Votre analyse, par ailleurs très pertinente, aurait gagné à éviter de tels chemins, "qui sont sales et qui puent".
Et pour info, Joan Colom est toujours vivant.
En second lieu, vous aurez compris la dimension du jeu (si essentielle dans la pratique de l’art contemporain) qui m’a animé dans ma relation à cette exposition (on nous présentait des «jouets » dans la vitrine : à nous de nous en saisir…) et qui m’a enchanté jusque dans la prestation de l’émission de Radio Libertaire (j’apprécie que vous ayez pu l’écouter). Cette émission, comme vous le soulignez, était parodique mais nullement « parano-complotiste ». Pour s’en convaincre, il suffit de relire les deux articles laissés sur mon blog autour de Miroslav Tichý : ce sont des transcriptions de mon intervention à la radio (excepté la fin du second article que je n’ai pas eu le temps d’aborder en direct).
Je tiens, d’autre part, à souligner qu’en règle générale, je n’endosse pas obligatoirement la responsabilité de propos formulés par la personne qui me tend un micro. En l’occurrence, chacun est libre de ses idées et je ne suis donc pas responsable de propos tenus par un tiers : comme je l’ai dit : vous vous reporterez à mes deux textes sur ce blog ainsi qu’à l’enregistrement de ladite émission que l’on peut encore podcaster.
Pour ce qui concerne la question du « mauvais goût », que vous semblez épingler, je pense que vous aurez sûrement lu les papiers que j’ai faits sur Pierrick Sorin ou Présence Panchounette -ainsi que d’autres, plus anciens, sur Broodthaers ou Filliou- pour vous convaincre de la relativité de ce que l’on appelle le « bon goût » ou le « mauvais goût » (ce qui, pour le coup, revient au même). Ce sont des questions dont on a débattu largement au 20ème siècle (et même avant, d’ailleurs) et rappelons que nous sommes maintenant passés au 21ème…
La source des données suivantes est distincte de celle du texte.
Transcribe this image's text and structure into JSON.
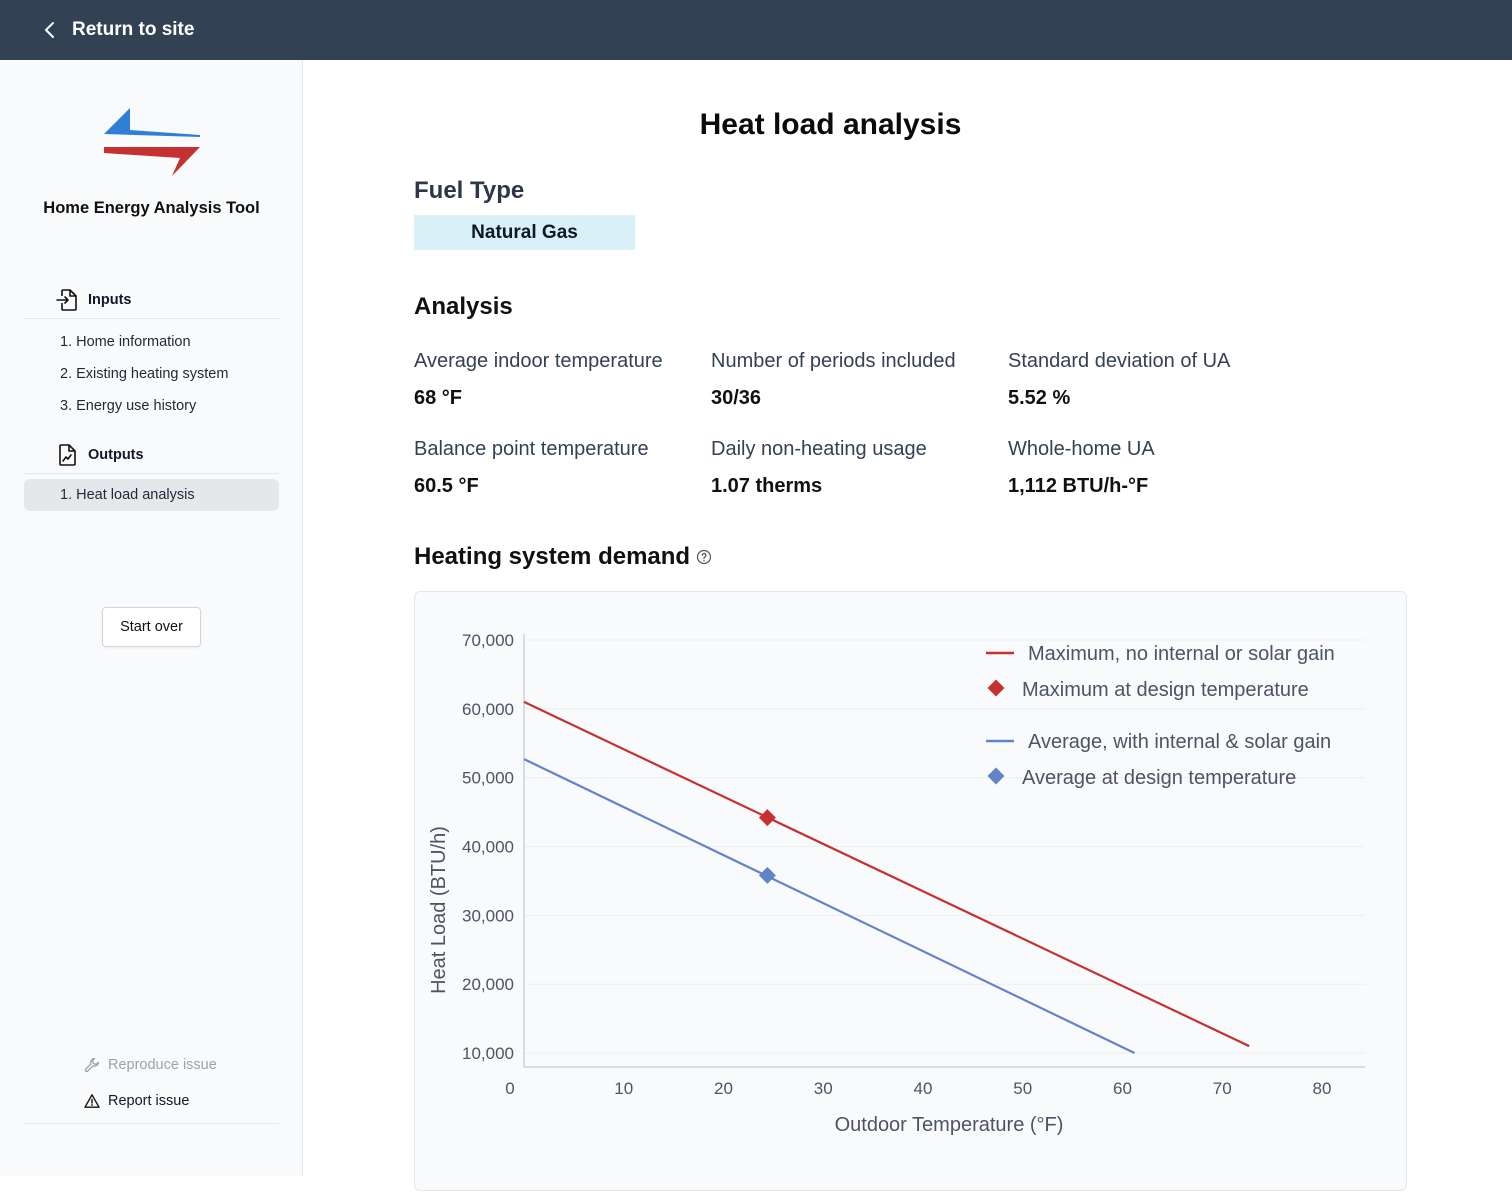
{
  "topbar": {
    "back_label": "Return to site"
  },
  "sidebar": {
    "brand": "Home Energy Analysis Tool",
    "inputs_label": "Inputs",
    "input_items": [
      "1. Home information",
      "2. Existing heating system",
      "3. Energy use history"
    ],
    "outputs_label": "Outputs",
    "output_items": [
      "1. Heat load analysis"
    ],
    "start_over": "Start over",
    "reproduce_issue": "Reproduce issue",
    "report_issue": "Report issue"
  },
  "main": {
    "title": "Heat load analysis",
    "fuel_type_heading": "Fuel Type",
    "fuel_type_value": "Natural Gas",
    "analysis_heading": "Analysis",
    "stats": [
      {
        "label": "Average indoor temperature",
        "value": "68 °F"
      },
      {
        "label": "Number of periods included",
        "value": "30/36"
      },
      {
        "label": "Standard deviation of UA",
        "value": "5.52 %"
      },
      {
        "label": "Balance point temperature",
        "value": "60.5 °F"
      },
      {
        "label": "Daily non-heating usage",
        "value": "1.07 therms"
      },
      {
        "label": "Whole-home UA",
        "value": "1,112 BTU/h-°F"
      }
    ],
    "demand_heading": "Heating system demand"
  },
  "chart_data": {
    "type": "line",
    "xlabel": "Outdoor Temperature (°F)",
    "ylabel": "Heat Load (BTU/h)",
    "xlim": [
      0,
      80
    ],
    "ylim": [
      10000,
      70000
    ],
    "x_ticks": [
      "0",
      "10",
      "20",
      "30",
      "40",
      "50",
      "60",
      "70",
      "80"
    ],
    "y_ticks": [
      "10,000",
      "20,000",
      "30,000",
      "40,000",
      "50,000",
      "60,000",
      "70,000"
    ],
    "series": [
      {
        "name": "Maximum, no internal or solar gain",
        "color": "#c53030",
        "x": [
          0,
          72.7
        ],
        "y": [
          61000,
          11000
        ]
      },
      {
        "name": "Average, with internal & solar gain",
        "color": "#6283c8",
        "x": [
          0,
          61.2
        ],
        "y": [
          52700,
          10000
        ]
      }
    ],
    "points": [
      {
        "name": "Maximum at design temperature",
        "color": "#c53030",
        "x": 24.4,
        "y": 44200
      },
      {
        "name": "Average at design temperature",
        "color": "#6283c8",
        "x": 24.4,
        "y": 35800
      }
    ]
  }
}
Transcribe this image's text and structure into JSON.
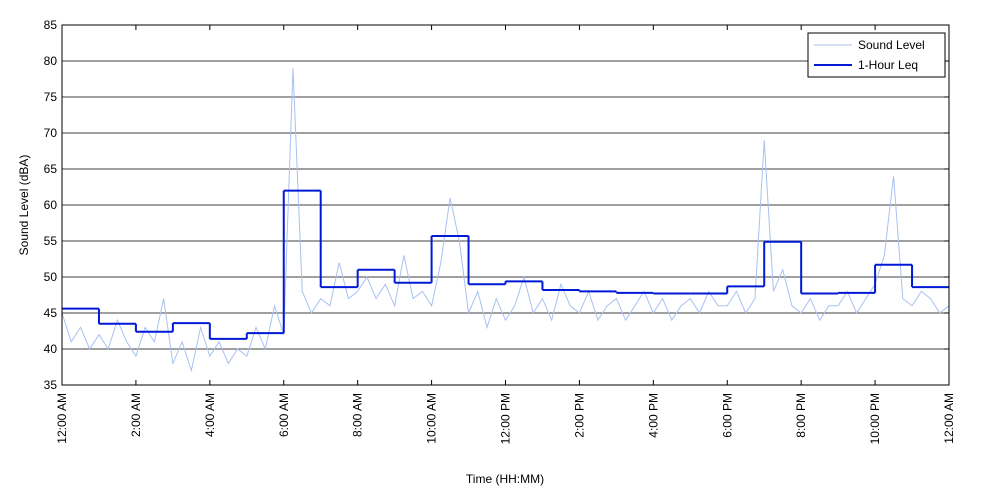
{
  "chart_data": {
    "type": "line",
    "y_label": "Sound Level (dBA)",
    "x_label": "Time (HH:MM)",
    "x": [
      0,
      0.25,
      0.5,
      0.75,
      1,
      1.25,
      1.5,
      1.75,
      2,
      2.25,
      2.5,
      2.75,
      3,
      3.25,
      3.5,
      3.75,
      4,
      4.25,
      4.5,
      4.75,
      5,
      5.25,
      5.5,
      5.75,
      6,
      6.25,
      6.5,
      6.75,
      7,
      7.25,
      7.5,
      7.75,
      8,
      8.25,
      8.5,
      8.75,
      9,
      9.25,
      9.5,
      9.75,
      10,
      10.25,
      10.5,
      10.75,
      11,
      11.25,
      11.5,
      11.75,
      12,
      12.25,
      12.5,
      12.75,
      13,
      13.25,
      13.5,
      13.75,
      14,
      14.25,
      14.5,
      14.75,
      15,
      15.25,
      15.5,
      15.75,
      16,
      16.25,
      16.5,
      16.75,
      17,
      17.25,
      17.5,
      17.75,
      18,
      18.25,
      18.5,
      18.75,
      19,
      19.25,
      19.5,
      19.75,
      20,
      20.25,
      20.5,
      20.75,
      21,
      21.25,
      21.5,
      21.75,
      22,
      22.25,
      22.5,
      22.75,
      23,
      23.25,
      23.5,
      23.75,
      24
    ],
    "series": [
      {
        "name": "Sound Level",
        "color": "#a9c1f2",
        "style": "line",
        "values": [
          45,
          41,
          43,
          40,
          42,
          40,
          44,
          41,
          39,
          43,
          41,
          47,
          38,
          41,
          37,
          43,
          39,
          41,
          38,
          40,
          39,
          43,
          40,
          46,
          42,
          79,
          48,
          45,
          47,
          46,
          52,
          47,
          48,
          50,
          47,
          49,
          46,
          53,
          47,
          48,
          46,
          52,
          61,
          55,
          45,
          48,
          43,
          47,
          44,
          46,
          50,
          45,
          47,
          44,
          49,
          46,
          45,
          48,
          44,
          46,
          47,
          44,
          46,
          48,
          45,
          47,
          44,
          46,
          47,
          45,
          48,
          46,
          46,
          48,
          45,
          47,
          69,
          48,
          51,
          46,
          45,
          47,
          44,
          46,
          46,
          48,
          45,
          47,
          49,
          53,
          64,
          47,
          46,
          48,
          47,
          45,
          46
        ]
      },
      {
        "name": "1-Hour Leq",
        "color": "#0019d4",
        "style": "step",
        "x": [
          0,
          1,
          2,
          3,
          4,
          5,
          6,
          7,
          8,
          9,
          10,
          11,
          12,
          13,
          14,
          15,
          16,
          17,
          18,
          19,
          20,
          21,
          22,
          23
        ],
        "values": [
          45.6,
          43.5,
          42.4,
          43.6,
          41.4,
          42.2,
          62.0,
          48.6,
          51.0,
          49.2,
          55.7,
          49.0,
          49.4,
          48.2,
          48.0,
          47.8,
          47.7,
          47.7,
          48.7,
          54.9,
          47.7,
          47.8,
          51.7,
          48.6
        ]
      }
    ],
    "xlim": [
      0,
      24
    ],
    "xticks": [
      {
        "value": 0,
        "label": "12:00 AM"
      },
      {
        "value": 2,
        "label": "2:00 AM"
      },
      {
        "value": 4,
        "label": "4:00 AM"
      },
      {
        "value": 6,
        "label": "6:00 AM"
      },
      {
        "value": 8,
        "label": "8:00 AM"
      },
      {
        "value": 10,
        "label": "10:00 AM"
      },
      {
        "value": 12,
        "label": "12:00 PM"
      },
      {
        "value": 14,
        "label": "2:00 PM"
      },
      {
        "value": 16,
        "label": "4:00 PM"
      },
      {
        "value": 18,
        "label": "6:00 PM"
      },
      {
        "value": 20,
        "label": "8:00 PM"
      },
      {
        "value": 22,
        "label": "10:00 PM"
      },
      {
        "value": 24,
        "label": "12:00 AM"
      }
    ],
    "ylim": [
      35,
      85
    ],
    "yticks": [
      35,
      40,
      45,
      50,
      55,
      60,
      65,
      70,
      75,
      80,
      85
    ],
    "grid": true,
    "legend": "top-right"
  }
}
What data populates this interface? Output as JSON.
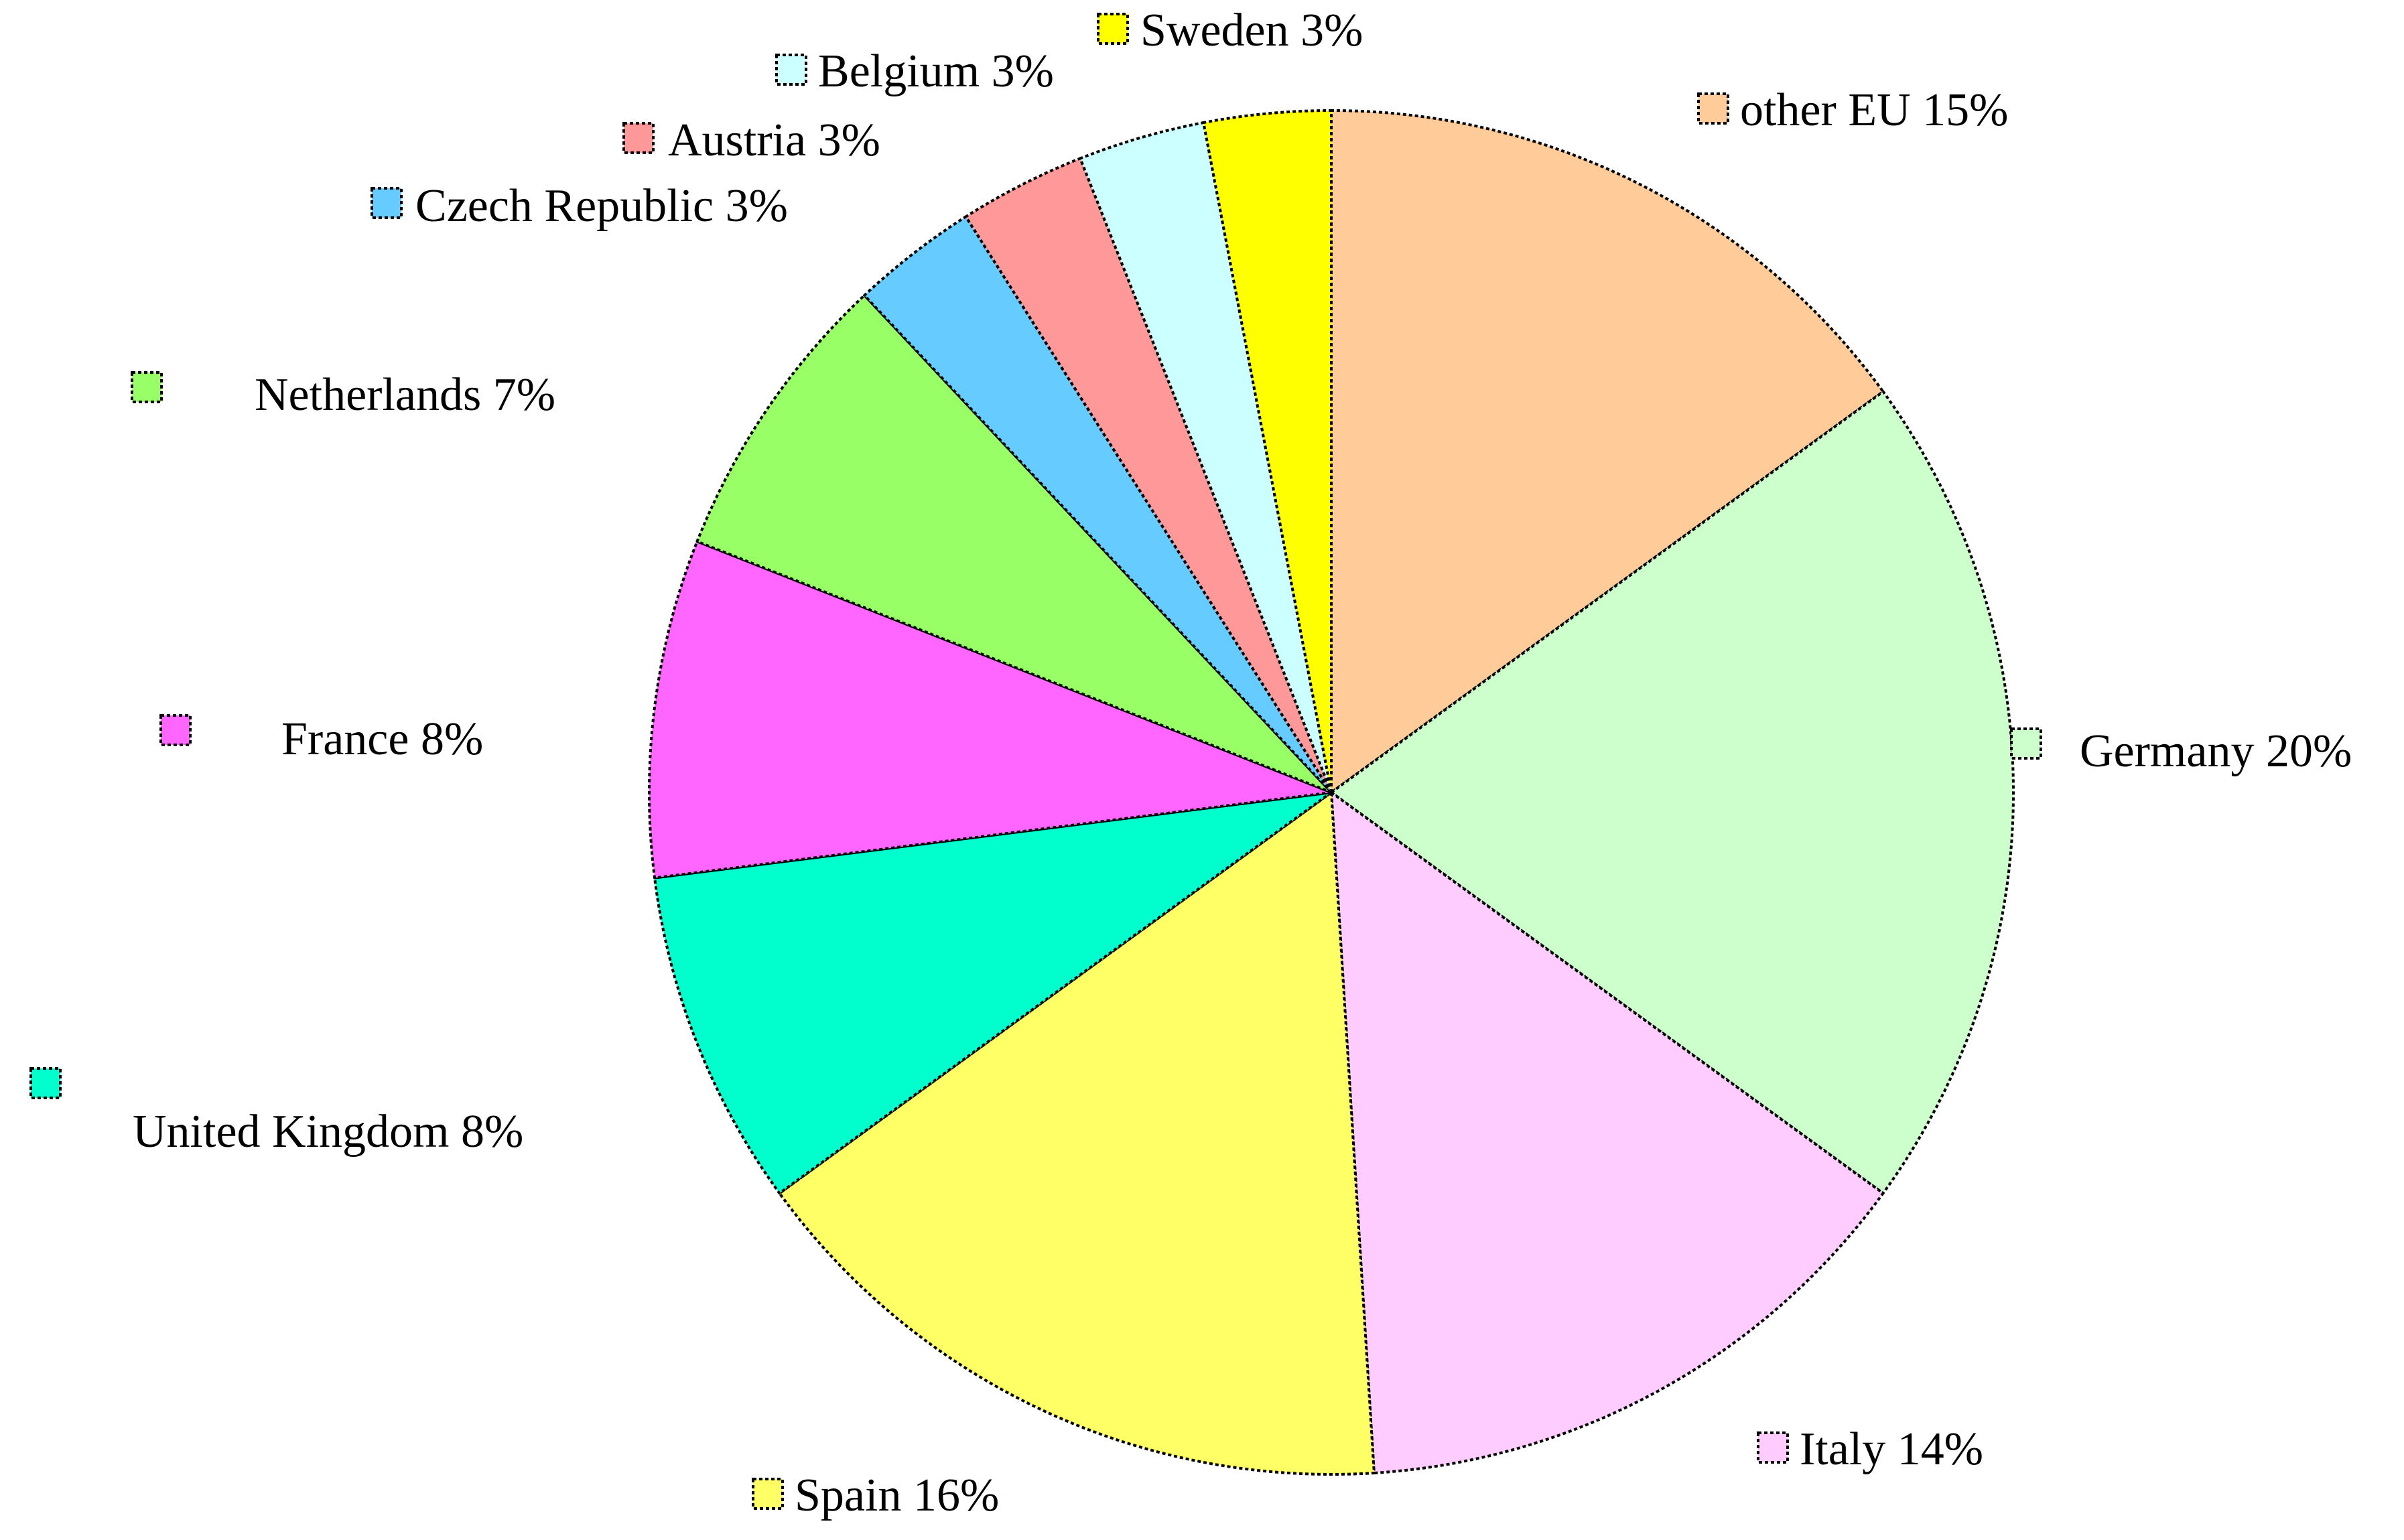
{
  "chart_data": {
    "type": "pie",
    "title": "",
    "start_angle_deg": 90,
    "direction": "clockwise",
    "slices": [
      {
        "name": "other EU",
        "value": 15,
        "label": "other EU 15%",
        "color": "#FFCC99"
      },
      {
        "name": "Germany",
        "value": 20,
        "label": "Germany 20%",
        "color": "#CCFFCC"
      },
      {
        "name": "Italy",
        "value": 14,
        "label": "Italy 14%",
        "color": "#FFCCFF"
      },
      {
        "name": "Spain",
        "value": 16,
        "label": "Spain 16%",
        "color": "#FFFF66"
      },
      {
        "name": "United Kingdom",
        "value": 8,
        "label": "United Kingdom 8%",
        "color": "#00FFCC"
      },
      {
        "name": "France",
        "value": 8,
        "label": "France 8%",
        "color": "#FF66FF"
      },
      {
        "name": "Netherlands",
        "value": 7,
        "label": "Netherlands 7%",
        "color": "#99FF66"
      },
      {
        "name": "Czech Republic",
        "value": 3,
        "label": "Czech Republic 3%",
        "color": "#66CCFF"
      },
      {
        "name": "Austria",
        "value": 3,
        "label": "Austria 3%",
        "color": "#FF9999"
      },
      {
        "name": "Belgium",
        "value": 3,
        "label": "Belgium 3%",
        "color": "#CCFFFF"
      },
      {
        "name": "Sweden",
        "value": 3,
        "label": "Sweden 3%",
        "color": "#FFFF00"
      }
    ]
  }
}
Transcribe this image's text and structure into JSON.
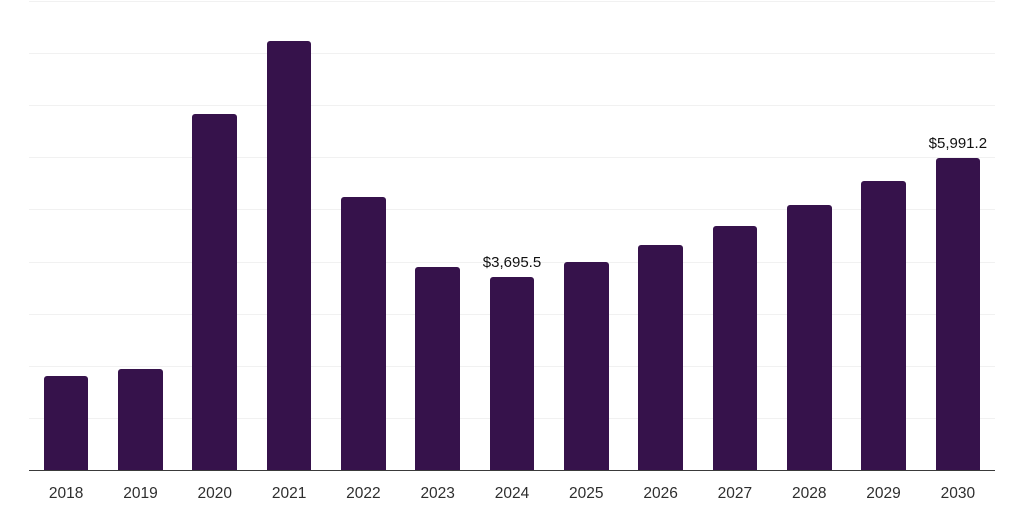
{
  "chart_data": {
    "type": "bar",
    "title": "",
    "xlabel": "",
    "ylabel": "",
    "categories": [
      "2018",
      "2019",
      "2020",
      "2021",
      "2022",
      "2023",
      "2024",
      "2025",
      "2026",
      "2027",
      "2028",
      "2029",
      "2030"
    ],
    "values": [
      1805,
      1940,
      6830,
      8240,
      5230,
      3900,
      3695.5,
      3990,
      4310,
      4690,
      5090,
      5540,
      5991.2
    ],
    "bar_labels": [
      "",
      "",
      "",
      "",
      "",
      "",
      "$3,695.5",
      "",
      "",
      "",
      "",
      "",
      "$5,991.2"
    ],
    "ylim": [
      0,
      9000
    ],
    "gridline_step": 1000,
    "grid": "horizontal",
    "legend": "none",
    "colors": {
      "bar": "#36124B",
      "gridline": "#f1f1f1",
      "axis_line": "#3a3a3a",
      "tick_label": "#2e2e2e",
      "value_label": "#111111",
      "background": "#ffffff"
    }
  }
}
Quant à Joan Colom, c’est une bonne nouvelle (pour lui ;-) !
Mais, malheureusement, le temps finira par me donner raison…
Plus sérieusement, j’ai lu avec beaucoup d’attention votre participation au catalogue de l’exposition Miroslav Tichý. D’un point de vue scientifique, je me suis interrogé sur la nature de ce texte, ou plutôt sur son statut : ceci prend la forme d’une « interview » avec Tichý (or, apparemment vous ne l’avez pas rencontré). Le rapport quantitatif, questions/réponses est étonnamment d’un très grand déséquilibre (les « questions » –matérialisées en noir- occupent 98% du texte par rapport aux «réponses» de Tichý –en bleu-, qui modestement n’occupent, elles, que le reste d’une portion très congrue. Les « questions » qui sont posées –riches de détails, de références extérieures à Tichý et de définitions- sont formulées de telle sorte qu’elles deviennent, si j’ai bien compris, l’expression personnelle de votre compréhension de l’œuvre et du personnage de Miroslav Tichý, et vous semblez lui demander de se conformer à cette figure dont vous dessinez très très précisément le profil. S’agit-il donc véritablement de ce que l’on appelle une interview, ou d’un entretien ? Non, évidemment. Il ne s’agit pas non plus d’un texte théorique sur une figure artistique contemporaine ni d’un texte biographique sur l’artiste (les autres contributeurs s’en chargent très brillamment, d’ailleurs).
Il est indiqué, à la fin de cet « entretien » avec Tichý :
« La plupart des citations de Miroslav Tichý signalées en bleu sont extraites d’entretiens avec Harald Szeemann, etc. (…) ».
Puis : « Sous-titres en français revus par Marc Lenot ».
Ce qui fait que je continue à m’interroger sur le statut de ce texte (lié à sa forme et à son contenu) au sein d’un catalogue qui, comme tous les catalogues, doit rendre compte d’une exposition qui -de surcroit- est la première, en France, de l’œuvre de Tichý, et qu’il s’agit d’une œuvre qui soulève un certain nombre de questions.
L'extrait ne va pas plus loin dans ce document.